Colonialisme et esclavage °

J'ai donc passé quelques jours avec l'équipe de France 3 que j'ai guidé aux Pays-Bas pour qu'ils puissent réaliser un programme sur la discussion sur le colonialisme. Ce fut très intéressant.
Le cher professeur Pieter Emmer, de l'université de Leiden, n'a pas vu où était le problème: pour lui, la colonisation était une occasion fabuleuse pour les primitifs et les Pays-Bas devraient être remerciés pour les avoir forcé à construire eux-mêmes, sous la contrainte, des infrastructures leur permettant de mieux piller le pays.

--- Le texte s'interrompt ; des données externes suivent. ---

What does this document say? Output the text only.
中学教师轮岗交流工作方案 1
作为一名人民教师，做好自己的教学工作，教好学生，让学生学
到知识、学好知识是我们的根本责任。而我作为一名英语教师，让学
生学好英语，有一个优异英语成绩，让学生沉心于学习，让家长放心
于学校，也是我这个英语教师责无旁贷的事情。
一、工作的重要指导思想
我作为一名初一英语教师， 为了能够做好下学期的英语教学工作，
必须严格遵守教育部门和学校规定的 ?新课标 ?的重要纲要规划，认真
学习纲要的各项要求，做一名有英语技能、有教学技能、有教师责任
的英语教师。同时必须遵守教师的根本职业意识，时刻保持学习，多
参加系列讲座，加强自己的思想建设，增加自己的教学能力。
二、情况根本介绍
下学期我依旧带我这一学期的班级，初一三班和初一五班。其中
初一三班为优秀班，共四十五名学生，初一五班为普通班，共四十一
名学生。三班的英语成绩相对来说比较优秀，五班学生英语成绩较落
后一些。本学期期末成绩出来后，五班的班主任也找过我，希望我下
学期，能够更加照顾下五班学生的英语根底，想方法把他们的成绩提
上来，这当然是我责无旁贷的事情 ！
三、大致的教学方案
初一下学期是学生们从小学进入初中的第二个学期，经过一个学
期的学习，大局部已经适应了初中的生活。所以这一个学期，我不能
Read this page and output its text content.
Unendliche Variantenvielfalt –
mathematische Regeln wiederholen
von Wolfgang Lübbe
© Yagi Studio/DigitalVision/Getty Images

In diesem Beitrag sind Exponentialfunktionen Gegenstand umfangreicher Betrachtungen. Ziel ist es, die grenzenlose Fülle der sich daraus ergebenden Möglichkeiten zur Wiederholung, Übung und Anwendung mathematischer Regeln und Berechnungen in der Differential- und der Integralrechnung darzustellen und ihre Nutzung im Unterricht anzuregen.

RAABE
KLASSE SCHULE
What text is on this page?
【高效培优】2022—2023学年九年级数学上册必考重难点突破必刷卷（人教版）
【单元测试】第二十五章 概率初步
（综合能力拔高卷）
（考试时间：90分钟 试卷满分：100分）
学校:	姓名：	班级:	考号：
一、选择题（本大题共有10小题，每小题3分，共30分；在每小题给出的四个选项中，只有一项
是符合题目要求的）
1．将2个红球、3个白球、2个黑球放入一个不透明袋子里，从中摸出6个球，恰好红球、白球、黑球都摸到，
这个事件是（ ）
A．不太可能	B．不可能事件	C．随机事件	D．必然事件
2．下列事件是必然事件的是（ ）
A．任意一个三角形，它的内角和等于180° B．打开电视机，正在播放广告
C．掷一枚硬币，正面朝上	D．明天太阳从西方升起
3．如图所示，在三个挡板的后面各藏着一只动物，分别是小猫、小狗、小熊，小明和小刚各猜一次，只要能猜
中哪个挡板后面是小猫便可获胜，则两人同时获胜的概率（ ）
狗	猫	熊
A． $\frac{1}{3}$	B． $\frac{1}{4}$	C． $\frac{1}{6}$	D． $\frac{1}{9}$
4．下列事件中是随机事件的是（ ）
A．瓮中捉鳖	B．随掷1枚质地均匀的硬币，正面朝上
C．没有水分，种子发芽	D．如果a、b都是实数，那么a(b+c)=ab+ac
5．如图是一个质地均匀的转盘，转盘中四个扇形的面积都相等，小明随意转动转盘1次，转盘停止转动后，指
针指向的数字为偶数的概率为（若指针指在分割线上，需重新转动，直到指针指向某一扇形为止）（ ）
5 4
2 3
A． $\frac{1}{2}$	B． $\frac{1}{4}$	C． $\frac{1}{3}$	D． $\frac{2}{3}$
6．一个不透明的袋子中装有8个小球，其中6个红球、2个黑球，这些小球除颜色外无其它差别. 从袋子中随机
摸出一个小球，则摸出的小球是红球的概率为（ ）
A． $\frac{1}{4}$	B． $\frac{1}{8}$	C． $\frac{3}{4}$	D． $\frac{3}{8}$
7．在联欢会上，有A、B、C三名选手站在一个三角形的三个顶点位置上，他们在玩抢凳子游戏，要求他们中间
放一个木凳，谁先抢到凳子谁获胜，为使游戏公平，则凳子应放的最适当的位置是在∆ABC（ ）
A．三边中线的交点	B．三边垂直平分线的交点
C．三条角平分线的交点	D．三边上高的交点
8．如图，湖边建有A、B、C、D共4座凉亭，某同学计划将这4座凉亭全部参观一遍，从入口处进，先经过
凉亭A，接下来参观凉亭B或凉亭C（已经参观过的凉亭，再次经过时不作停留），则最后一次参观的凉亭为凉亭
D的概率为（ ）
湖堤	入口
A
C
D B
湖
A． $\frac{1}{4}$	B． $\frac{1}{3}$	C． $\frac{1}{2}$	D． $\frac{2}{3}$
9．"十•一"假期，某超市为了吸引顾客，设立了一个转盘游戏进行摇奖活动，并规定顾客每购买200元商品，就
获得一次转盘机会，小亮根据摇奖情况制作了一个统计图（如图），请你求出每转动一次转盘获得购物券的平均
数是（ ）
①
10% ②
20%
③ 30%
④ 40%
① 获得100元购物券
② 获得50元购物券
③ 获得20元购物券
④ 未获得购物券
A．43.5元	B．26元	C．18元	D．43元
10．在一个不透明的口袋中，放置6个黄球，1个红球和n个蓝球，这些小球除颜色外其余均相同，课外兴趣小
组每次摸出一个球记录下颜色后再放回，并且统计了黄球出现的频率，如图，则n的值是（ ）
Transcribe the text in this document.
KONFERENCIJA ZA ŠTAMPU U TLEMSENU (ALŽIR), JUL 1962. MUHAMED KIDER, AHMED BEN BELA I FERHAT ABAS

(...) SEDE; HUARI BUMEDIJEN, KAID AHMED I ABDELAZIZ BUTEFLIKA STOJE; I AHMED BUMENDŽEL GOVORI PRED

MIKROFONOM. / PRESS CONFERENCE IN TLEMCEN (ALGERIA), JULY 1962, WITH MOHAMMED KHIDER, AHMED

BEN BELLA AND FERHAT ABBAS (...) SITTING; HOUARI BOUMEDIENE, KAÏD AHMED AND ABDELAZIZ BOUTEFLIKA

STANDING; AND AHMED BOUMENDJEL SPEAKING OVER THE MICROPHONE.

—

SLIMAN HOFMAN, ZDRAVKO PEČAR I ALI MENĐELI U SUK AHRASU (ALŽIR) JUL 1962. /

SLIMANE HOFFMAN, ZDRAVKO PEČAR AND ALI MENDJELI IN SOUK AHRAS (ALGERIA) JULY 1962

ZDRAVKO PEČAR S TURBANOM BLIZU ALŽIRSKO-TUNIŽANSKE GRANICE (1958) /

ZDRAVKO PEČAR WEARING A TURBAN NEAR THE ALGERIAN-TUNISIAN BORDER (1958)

Nous avons rendu visite à la très New England Frances Gouda, professeure elle aussi, dans son apparte chicissime du Keizersgracht. Elle m'a beaucoup impressionné (et sa collection de bouquins et d'art aussi). Elle nous a raconté que jusqu'à la deuxième guerre mondiale, les revenus des Indes Orientales (Indonésie) ont constitué 30% du budget de l'Etat néerlandais. Pas étonnant que les Néerlandais soient partis de mauvaise grâce. Par contre, le Surinam et les Antilles n'ont jamais été aussi profitables. Il y a eu un débat (thank god!) mais ces dernières années les Bataves préfèrent ne plus y penser.
Côté minoritaire, nous avons parlé pas mal d'Antillais et de Surinamiens, dont un mec du Ninsee dont j'ai oublié le nom (institut pour la recherche sur l'esclavage, à l'origine du petit monument dédié à l'esclavage).
Ce qui m'a le plus touché, ce sont les mecs de la radio communautaire, qui existent avec pas grand chose. Ils connaissent bien leur histoire et ne comprennent pas qu'ils soient encore considérés comme des étrangers après avoir passé 4 siècles au sein du royaume. Ils dénoncent le racisme de Verdonk, bien sûr, mais aussi celui de l'administration et des petits blancs. Ils envient les Antillais français, qui jouissent de l'égalité de droits. Ils semblent surtout très isolés politiquement. Ils préviennent que les taux de chômage des jeunes est aussi désespérant que celui des Marocains ou des Turcs, et que les jeunes Noirs sont systématiquement envoyés sur des voies de garage et exclus du système scolaire (70% se content du plus bas diplôme s'ils ne sont pas explus avant).
Ils parlent aussi de l'ethnocentrisme hollandais blanc protestant, qui les touche au quotidien: ethnocentrisme à l'école, où la "culture de base" n'est pas la leur (il vaut mieux connaître un peu de Mozart qu'être un spécialiste du Jazz), en politique (ils sont "allochtones"), vis-à-vis de la police (ils sont une "population à problème"), et surtout dans les instances de l'Etat-providance (une femme blanche élevant seule ses enfants reçoit beaucoup d'aides, une Antillaise ou Surinamienne dans la même position est une "famille dysfonctionnelle", est sommée de révéler le nom du père de l'enfant sans quoi on lui retire les aides sociales, et est fortement encourragée à aller travailler, quel que soit le job).
Ils sont juste à côté de chez moi, j'ai été invité à repasser, je le ferai!